Notre coopération avec la Russie est importante et productrice de succès en Syrie car nous avons le même objectif de rétablir la souveraineté du gouvernement syrien sur la totalité de son territoire en obtenant le départ de toutes les forces étrangères. La Turquie, du fait de son obsession kurde a souvent un comportement ambigu ; elle devrait se souvenir de ses erreurs sur cette question en Irak où son action a finalement desservi ses intérêts.

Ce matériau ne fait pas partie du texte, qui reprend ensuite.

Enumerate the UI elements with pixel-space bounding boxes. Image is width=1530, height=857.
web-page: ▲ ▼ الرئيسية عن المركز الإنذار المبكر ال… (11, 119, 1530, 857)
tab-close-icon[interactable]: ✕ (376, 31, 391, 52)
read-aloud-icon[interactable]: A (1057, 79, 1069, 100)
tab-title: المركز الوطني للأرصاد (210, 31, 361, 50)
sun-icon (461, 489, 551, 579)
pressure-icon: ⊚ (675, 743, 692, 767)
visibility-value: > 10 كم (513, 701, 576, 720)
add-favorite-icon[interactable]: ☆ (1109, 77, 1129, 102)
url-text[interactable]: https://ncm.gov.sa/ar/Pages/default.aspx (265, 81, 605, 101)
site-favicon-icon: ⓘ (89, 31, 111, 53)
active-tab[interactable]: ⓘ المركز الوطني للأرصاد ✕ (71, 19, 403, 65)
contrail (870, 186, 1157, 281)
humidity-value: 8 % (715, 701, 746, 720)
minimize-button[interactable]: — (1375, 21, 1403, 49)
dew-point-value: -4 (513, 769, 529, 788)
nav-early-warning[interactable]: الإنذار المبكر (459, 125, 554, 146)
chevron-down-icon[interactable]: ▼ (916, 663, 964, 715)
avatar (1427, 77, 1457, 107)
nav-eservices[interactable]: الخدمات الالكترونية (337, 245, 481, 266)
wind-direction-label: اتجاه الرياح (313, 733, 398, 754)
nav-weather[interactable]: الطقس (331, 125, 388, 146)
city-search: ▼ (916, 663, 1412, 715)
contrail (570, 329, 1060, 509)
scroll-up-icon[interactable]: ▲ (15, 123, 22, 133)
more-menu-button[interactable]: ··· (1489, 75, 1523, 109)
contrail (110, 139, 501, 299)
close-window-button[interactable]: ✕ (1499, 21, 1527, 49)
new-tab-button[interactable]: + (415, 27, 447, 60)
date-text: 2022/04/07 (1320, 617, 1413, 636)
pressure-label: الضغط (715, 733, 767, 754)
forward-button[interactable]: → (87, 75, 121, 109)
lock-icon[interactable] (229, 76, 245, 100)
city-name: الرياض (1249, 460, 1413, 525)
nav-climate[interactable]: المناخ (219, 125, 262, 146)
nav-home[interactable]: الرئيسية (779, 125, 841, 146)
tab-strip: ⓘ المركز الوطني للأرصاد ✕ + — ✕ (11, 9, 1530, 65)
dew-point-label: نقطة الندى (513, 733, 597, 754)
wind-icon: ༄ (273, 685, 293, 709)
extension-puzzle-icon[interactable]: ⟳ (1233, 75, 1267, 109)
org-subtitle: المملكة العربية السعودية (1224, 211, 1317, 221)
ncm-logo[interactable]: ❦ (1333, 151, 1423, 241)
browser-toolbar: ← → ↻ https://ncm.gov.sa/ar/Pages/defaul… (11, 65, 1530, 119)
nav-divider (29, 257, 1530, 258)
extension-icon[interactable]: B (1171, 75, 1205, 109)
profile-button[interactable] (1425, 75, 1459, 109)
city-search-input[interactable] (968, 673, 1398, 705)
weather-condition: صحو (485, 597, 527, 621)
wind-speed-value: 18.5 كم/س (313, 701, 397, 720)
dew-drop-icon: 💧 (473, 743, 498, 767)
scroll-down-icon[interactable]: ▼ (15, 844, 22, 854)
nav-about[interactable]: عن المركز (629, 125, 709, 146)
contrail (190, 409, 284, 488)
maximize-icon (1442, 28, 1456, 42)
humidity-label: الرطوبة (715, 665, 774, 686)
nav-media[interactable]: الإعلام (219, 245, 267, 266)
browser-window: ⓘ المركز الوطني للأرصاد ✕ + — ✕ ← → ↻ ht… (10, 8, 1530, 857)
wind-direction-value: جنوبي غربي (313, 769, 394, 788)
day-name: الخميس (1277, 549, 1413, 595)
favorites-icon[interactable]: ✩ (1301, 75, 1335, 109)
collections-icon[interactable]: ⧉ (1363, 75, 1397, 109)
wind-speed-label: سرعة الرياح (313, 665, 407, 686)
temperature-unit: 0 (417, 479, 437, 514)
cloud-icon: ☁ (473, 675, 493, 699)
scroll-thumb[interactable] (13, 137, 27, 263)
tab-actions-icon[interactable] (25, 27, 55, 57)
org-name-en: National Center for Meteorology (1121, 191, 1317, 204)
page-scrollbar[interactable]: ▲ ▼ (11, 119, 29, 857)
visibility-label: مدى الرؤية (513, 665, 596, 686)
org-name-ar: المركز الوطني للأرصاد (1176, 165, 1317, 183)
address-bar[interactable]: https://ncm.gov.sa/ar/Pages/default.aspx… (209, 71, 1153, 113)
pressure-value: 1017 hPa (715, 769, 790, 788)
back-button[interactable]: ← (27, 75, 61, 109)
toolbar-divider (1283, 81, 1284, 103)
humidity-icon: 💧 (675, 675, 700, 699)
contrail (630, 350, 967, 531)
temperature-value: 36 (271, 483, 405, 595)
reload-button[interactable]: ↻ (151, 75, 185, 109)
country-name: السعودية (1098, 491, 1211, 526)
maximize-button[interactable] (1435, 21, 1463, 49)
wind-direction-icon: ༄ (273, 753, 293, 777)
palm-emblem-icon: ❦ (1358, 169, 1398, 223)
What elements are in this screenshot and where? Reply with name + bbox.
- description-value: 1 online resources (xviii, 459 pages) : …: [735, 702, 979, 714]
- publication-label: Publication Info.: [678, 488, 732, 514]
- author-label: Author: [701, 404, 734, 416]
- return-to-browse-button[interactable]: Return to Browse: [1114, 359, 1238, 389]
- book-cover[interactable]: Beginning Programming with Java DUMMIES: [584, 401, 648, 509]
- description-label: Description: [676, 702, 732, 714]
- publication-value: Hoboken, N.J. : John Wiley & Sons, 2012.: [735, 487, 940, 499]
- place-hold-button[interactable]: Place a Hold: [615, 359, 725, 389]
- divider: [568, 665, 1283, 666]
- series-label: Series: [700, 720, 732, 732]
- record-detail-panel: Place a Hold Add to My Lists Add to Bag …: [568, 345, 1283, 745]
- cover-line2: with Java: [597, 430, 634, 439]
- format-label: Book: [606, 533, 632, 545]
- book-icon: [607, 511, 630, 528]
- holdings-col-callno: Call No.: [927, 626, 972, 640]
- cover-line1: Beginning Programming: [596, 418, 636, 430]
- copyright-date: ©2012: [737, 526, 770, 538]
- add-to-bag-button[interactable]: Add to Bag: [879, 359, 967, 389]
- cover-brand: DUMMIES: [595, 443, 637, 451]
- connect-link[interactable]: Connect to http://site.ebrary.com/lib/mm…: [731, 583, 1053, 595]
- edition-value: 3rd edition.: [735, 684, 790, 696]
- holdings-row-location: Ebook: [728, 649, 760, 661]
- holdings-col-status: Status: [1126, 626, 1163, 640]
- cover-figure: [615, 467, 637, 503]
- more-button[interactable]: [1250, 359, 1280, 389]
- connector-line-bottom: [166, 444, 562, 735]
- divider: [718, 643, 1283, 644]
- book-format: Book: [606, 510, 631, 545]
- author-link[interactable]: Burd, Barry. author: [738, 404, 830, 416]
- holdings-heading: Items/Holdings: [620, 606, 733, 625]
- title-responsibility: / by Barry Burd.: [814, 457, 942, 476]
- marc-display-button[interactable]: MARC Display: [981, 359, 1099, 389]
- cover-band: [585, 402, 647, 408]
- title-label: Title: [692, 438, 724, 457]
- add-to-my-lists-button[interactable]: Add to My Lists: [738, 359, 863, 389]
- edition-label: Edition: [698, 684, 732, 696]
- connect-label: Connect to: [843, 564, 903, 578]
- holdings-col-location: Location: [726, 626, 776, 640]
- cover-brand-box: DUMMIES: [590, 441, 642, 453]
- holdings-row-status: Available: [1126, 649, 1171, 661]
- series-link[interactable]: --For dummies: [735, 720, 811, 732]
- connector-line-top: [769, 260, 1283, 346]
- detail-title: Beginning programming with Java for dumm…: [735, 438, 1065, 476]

Notre seul rôle en Syrie est de garantir le succès de la solution politique entre Syriens qui implique une discussion entre le gouvernement et l’opposition, ce à quoi le gouvernement est prêt, et des élections libres et justes. Car il ne peut pas y avoir de paix en Syrie sans un partage du pouvoir avec l’opposition. L’Armée syrienne est opérationnelle et en mesure de se déployer sur l’ensemble du territoire. Notre présence répond à la demande du gouvernement syrien d’aider au rétablissement de sa souveraineté sur tout le pays et n’est pas en vue d’attaquer Israël. Ce dernier a frappé nos forces-plus de 200 fois, a-t-il lui-même annoncé, et nous avons fait preuve de retenue dans notre réponse car nous ne voulons pas tomber dans le piège d’Israël qui consiste à déclencher un conflit général. Notre stratégie de défense n’implique pas d’attaquer Israël mais nous mettons au point les systèmes qui garantissent notre sécurité en cas d’attaque. Les Syriens, eux,  deviennent de plus en plus nerveux avec ces frappes israéliennes et cela est dangereux.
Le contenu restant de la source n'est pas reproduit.